Avatar: The Way of Water: Disney+ Review
Cast: Sam Worthington, Zoe Saldana, Stephen Lang, Cliff Curtis, Sigourney Weaver, Kate Winslet
Director: James Cameron
There's both good news and bad news about the much-awaited, long-delayed Avatar sequel, Avatar: The Way of Water.
The good news is the sense of spectacle is once again prevalent in director James Cameron's latest, a film that's so eager to show off its technical depth and breadth throughout. But that's also the bad news - it spends so much time running scenes that seem to exist solely to help your jaws drop to the ground, it forgets about doing anything more than presenting a remotely serviceable, yet cliched, revenge-driven plot.
In the return to Pandora, Sam Worthington's Jake Sully is living his best blue-lived life with his wife Neytiri (Saldana) and their brood of kids, including the human Spider. But when the "sky people" return to Pandora with a desire to mine it for their next world as Earth is dying (an idea presented as a throwaway line and then little else) and with a thirst for revenge against Sully, the brood is forced on the run.
Leaving the forests behind and trying to join the Metkayina, an amphibious race headed up by their chief Tonowari (a venerable Cliff Curtis), Sully soon finds their quest for a new Eden can't last forever and there are inadvertent consequences brought down upon the newcomers.
While Cameron's decried those who claim Avatar: The Way of Water will be too long, there's no denying the plot is stretched so thin through a prism of such cliches, it can't help but feel its weight. Even if at its heart, it's about family, the burden of being a parent and the watching of your children blossom, learn and make their own mistakes.
Sub-stories of the rival families' kids bonding and scrapping mesh with a tale about the hunting of a whale-like species and one Na'vi's friendship with such a creature; and the military grunts espouse such banal and unimaginative dialogue, it's like watching the very worst of an 80s action movie, writ with an environmental and anti-imperialist narrative coursing through its veins.
No matter how immersive the underwater sequences are, and how much the creatures glow and pulse in their high frame rate resolution, after a while the sensory overload gives way to a feeling of almost tedium, as it feels like you're watching a theme park simulator at a marine park.

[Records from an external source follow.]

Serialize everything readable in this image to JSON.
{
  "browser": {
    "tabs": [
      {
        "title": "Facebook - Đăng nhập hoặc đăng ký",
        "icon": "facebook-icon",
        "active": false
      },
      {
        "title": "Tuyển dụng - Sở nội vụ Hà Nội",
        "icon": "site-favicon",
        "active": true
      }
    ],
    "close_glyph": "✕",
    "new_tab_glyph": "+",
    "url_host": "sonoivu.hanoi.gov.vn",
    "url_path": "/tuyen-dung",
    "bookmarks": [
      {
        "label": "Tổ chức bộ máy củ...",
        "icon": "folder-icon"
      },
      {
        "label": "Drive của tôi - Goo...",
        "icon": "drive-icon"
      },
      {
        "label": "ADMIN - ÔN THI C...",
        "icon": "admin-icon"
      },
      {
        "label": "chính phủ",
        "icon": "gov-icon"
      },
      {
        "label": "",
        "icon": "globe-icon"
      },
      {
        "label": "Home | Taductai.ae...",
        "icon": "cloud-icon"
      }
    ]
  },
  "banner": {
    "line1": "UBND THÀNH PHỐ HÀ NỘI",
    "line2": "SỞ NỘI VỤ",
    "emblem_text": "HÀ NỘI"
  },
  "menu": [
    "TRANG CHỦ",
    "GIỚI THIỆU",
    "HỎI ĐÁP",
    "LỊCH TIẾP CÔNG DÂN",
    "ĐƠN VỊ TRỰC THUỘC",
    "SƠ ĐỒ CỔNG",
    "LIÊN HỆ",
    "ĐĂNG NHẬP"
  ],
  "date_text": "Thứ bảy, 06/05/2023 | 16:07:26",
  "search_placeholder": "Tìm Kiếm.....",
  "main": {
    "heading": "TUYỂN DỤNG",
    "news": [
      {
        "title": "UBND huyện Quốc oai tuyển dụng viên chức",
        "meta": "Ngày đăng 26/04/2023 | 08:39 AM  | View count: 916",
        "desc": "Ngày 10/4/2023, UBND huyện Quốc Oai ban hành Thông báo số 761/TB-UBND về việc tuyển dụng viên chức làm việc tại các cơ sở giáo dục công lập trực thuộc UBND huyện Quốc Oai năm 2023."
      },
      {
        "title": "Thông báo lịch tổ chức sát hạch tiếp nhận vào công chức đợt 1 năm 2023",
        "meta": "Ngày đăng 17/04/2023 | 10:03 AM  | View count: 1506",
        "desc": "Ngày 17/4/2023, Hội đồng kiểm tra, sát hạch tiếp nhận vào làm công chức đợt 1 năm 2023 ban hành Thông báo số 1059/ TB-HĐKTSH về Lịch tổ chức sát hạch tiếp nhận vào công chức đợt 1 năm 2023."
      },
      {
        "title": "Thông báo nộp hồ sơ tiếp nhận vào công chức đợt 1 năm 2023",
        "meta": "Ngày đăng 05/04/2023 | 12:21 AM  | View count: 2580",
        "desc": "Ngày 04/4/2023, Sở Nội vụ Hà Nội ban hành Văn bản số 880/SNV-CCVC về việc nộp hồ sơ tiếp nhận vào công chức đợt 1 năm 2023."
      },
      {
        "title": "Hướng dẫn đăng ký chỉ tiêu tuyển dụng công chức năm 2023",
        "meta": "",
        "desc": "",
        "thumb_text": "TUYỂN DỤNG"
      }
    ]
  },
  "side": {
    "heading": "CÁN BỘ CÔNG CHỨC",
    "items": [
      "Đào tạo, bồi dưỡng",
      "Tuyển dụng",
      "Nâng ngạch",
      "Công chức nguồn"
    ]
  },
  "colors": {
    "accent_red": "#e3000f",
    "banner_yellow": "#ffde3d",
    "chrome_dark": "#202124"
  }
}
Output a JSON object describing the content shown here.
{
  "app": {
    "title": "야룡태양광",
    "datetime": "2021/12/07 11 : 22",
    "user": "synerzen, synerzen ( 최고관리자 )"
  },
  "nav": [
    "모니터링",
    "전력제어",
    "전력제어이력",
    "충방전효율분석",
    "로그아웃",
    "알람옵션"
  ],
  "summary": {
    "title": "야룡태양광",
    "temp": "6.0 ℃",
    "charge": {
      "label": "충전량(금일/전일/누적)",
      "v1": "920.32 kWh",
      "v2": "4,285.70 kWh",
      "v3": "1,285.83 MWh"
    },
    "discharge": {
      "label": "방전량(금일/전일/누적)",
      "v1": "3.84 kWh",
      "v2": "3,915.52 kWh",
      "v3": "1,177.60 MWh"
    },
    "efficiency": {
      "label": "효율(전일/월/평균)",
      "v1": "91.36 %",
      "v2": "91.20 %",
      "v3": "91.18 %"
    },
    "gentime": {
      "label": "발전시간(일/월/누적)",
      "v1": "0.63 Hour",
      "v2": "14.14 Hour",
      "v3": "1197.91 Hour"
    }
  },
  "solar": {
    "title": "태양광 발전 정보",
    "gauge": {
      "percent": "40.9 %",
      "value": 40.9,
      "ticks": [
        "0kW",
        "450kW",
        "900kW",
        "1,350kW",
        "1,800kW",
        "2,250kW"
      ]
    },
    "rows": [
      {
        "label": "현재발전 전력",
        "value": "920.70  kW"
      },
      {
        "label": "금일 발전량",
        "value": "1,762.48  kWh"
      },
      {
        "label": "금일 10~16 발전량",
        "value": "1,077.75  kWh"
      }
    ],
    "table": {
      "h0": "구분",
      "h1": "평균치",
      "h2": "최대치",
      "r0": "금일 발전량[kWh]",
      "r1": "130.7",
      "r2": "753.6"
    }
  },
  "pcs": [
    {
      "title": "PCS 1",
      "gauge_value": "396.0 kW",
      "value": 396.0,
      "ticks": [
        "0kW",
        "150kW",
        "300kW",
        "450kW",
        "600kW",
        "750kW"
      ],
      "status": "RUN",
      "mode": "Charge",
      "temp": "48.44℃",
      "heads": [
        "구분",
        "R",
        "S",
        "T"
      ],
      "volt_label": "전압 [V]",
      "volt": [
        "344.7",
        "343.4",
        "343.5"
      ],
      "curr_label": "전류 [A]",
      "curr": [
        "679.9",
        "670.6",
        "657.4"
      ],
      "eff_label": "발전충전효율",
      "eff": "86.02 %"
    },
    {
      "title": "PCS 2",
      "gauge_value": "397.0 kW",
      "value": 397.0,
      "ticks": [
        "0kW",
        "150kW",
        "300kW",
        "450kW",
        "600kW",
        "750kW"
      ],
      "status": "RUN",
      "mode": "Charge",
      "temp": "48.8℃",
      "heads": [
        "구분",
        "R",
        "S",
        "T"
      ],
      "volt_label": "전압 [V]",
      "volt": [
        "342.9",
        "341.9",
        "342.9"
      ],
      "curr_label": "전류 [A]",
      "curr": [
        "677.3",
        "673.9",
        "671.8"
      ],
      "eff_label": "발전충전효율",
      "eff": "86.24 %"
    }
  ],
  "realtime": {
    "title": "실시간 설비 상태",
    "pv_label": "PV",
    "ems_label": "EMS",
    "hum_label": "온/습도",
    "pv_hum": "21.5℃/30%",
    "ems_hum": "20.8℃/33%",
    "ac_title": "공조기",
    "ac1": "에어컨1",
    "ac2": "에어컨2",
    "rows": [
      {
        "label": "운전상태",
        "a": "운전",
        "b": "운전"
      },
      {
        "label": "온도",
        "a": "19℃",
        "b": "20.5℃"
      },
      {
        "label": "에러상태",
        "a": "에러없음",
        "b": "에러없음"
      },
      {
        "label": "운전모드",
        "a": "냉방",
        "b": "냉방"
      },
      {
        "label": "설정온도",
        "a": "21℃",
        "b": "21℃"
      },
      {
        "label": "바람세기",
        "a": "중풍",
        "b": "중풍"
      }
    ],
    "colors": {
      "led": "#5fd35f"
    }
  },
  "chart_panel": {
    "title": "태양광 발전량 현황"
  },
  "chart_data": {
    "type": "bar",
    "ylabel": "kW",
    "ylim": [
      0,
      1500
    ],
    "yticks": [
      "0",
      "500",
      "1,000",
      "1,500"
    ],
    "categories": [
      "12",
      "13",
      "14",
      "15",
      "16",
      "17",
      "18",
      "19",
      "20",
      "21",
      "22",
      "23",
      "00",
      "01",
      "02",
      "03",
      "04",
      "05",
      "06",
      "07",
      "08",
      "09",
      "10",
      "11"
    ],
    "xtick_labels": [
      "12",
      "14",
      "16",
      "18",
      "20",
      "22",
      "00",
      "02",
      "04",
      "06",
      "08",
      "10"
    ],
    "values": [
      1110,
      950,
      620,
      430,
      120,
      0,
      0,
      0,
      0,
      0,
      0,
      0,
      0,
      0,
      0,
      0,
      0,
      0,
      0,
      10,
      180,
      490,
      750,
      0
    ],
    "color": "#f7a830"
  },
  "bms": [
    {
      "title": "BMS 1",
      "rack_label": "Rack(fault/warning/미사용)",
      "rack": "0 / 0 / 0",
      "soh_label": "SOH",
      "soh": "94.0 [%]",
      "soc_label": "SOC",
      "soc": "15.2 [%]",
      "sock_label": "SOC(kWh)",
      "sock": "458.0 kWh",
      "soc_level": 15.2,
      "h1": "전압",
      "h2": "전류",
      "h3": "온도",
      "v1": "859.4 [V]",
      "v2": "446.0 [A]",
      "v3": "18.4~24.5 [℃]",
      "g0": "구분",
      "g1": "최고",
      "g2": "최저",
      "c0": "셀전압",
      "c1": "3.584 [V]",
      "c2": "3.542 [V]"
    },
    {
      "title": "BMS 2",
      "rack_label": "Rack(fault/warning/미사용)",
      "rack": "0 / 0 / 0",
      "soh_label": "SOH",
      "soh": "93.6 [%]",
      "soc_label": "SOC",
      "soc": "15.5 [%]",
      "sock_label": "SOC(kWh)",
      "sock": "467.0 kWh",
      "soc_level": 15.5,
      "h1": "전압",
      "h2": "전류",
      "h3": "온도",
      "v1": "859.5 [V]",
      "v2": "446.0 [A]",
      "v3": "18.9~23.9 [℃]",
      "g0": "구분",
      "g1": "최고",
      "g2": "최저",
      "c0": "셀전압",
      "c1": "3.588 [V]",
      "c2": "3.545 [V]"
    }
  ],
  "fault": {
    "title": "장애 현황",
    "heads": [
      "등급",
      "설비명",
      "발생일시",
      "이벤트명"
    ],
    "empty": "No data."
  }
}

Cameron's done excellently at coralling his digital troops into fusing the world of the water with his visions from the likes of The Abyss and subsequent Titanic docos.

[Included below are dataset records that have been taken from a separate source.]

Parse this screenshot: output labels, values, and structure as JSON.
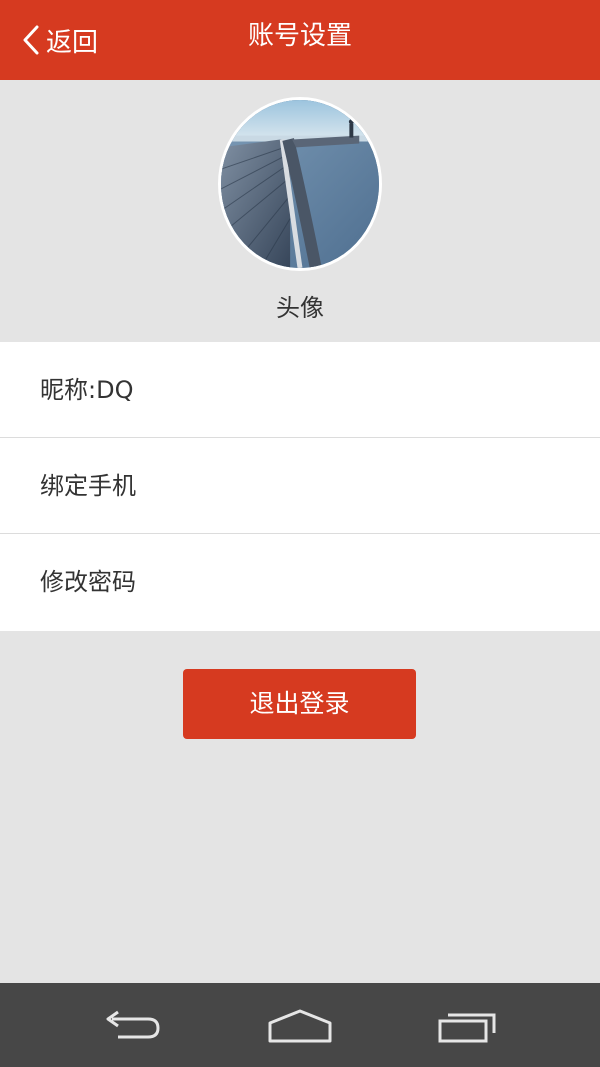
{
  "header": {
    "back_label": "返回",
    "title": "账号设置",
    "background_color": "#d63a20"
  },
  "profile": {
    "avatar_label": "头像",
    "avatar_image": "pier-photo"
  },
  "settings": {
    "items": [
      {
        "label": "昵称:DQ"
      },
      {
        "label": "绑定手机"
      },
      {
        "label": "修改密码"
      }
    ]
  },
  "actions": {
    "logout_label": "退出登录"
  },
  "navbar": {
    "icons": [
      "back-icon",
      "home-icon",
      "recent-apps-icon"
    ]
  }
}
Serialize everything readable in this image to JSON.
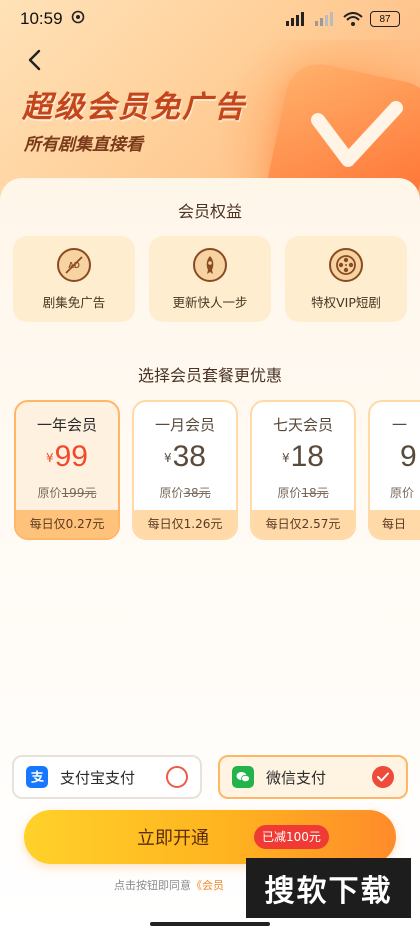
{
  "status_bar": {
    "time": "10:59",
    "battery": "87"
  },
  "hero": {
    "title": "超级会员免广告",
    "subtitle": "所有剧集直接看"
  },
  "benefits": {
    "title": "会员权益",
    "items": [
      {
        "label": "剧集免广告",
        "icon": "no-ad-icon"
      },
      {
        "label": "更新快人一步",
        "icon": "rocket-icon"
      },
      {
        "label": "特权VIP短剧",
        "icon": "film-reel-icon"
      }
    ]
  },
  "plans": {
    "title": "选择会员套餐更优惠",
    "currency": "¥",
    "orig_prefix": "原价",
    "items": [
      {
        "name": "一年会员",
        "price": "99",
        "orig": "199元",
        "daily": "每日仅0.27元",
        "selected": true
      },
      {
        "name": "一月会员",
        "price": "38",
        "orig": "38元",
        "daily": "每日仅1.26元",
        "selected": false
      },
      {
        "name": "七天会员",
        "price": "18",
        "orig": "18元",
        "daily": "每日仅2.57元",
        "selected": false
      },
      {
        "name": "一",
        "price": "9",
        "orig": "",
        "daily": "每日",
        "selected": false
      }
    ]
  },
  "payment": {
    "options": [
      {
        "label": "支付宝支付",
        "icon": "alipay-icon",
        "selected": false
      },
      {
        "label": "微信支付",
        "icon": "wechat-pay-icon",
        "selected": true
      }
    ]
  },
  "cta": {
    "label": "立即开通",
    "badge": "已减100元"
  },
  "agreement": {
    "text": "点击按钮即同意",
    "link": "《会员"
  },
  "watermark": {
    "text": "搜软下载"
  },
  "colors": {
    "accent": "#ee4b3a",
    "brand_orange": "#ffb31f",
    "title_red": "#c2451c"
  }
}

This may be a third dimension writ large, but it lacks the dramatic heft needed to provide the emotional elements and story beats throughout. In many ways, it feels like an experience, rather than a movie, a double-edged sword that's both damning and worthy of praise as it plays out. Characters lack the depth that's provided by the FX wizardry and High Frame Rate resolution and even the film's strongest emotional beats seem to have come from a discarded Free Willy script. And Neytiri, once so integral to proceedings, feels sidelined here throughout.
It's a disappointment - as it inevitably could only have been - and while Cameron spends a lot of time creating imagery and sculpting the underwater world of Pandora, it exists solely to dazzle rather than engage. Early hints of colonisation, deforestation and destruction both of the land and sea hang in the air, providing dramatic fruit for the plucking, but discarded for the sake of dazzling your eyes.
Yet when the spectacle comes together, it does so with such visual aplomb and technical dazzle that it almost manages to overlook it's a rewrite of the final battles of the first film some 13 years ago - and a retake on the spectacle of Cameron's own Titanic. Swooping battle sequences with their hyper-realism and action scene edges combine thrillingly to produce something that shows the digital art at its very best. Even if it does take 150 minutes to reach that stage.
Perhaps the best thing that can happen in the upcoming sequels that lie in waiting is to take the world of Pandora and its visualisation from Cameron's hands and give it to others.
There's no denying there's been the upscaling of the world-building and the upskilling of the digital execution - but that won't be enough now to keep making the franchise a success. It's in desperate need of moving away from being just exemplary big screen spectacle, and time to add in the emotional depth that'll prove so fruitful to its characters.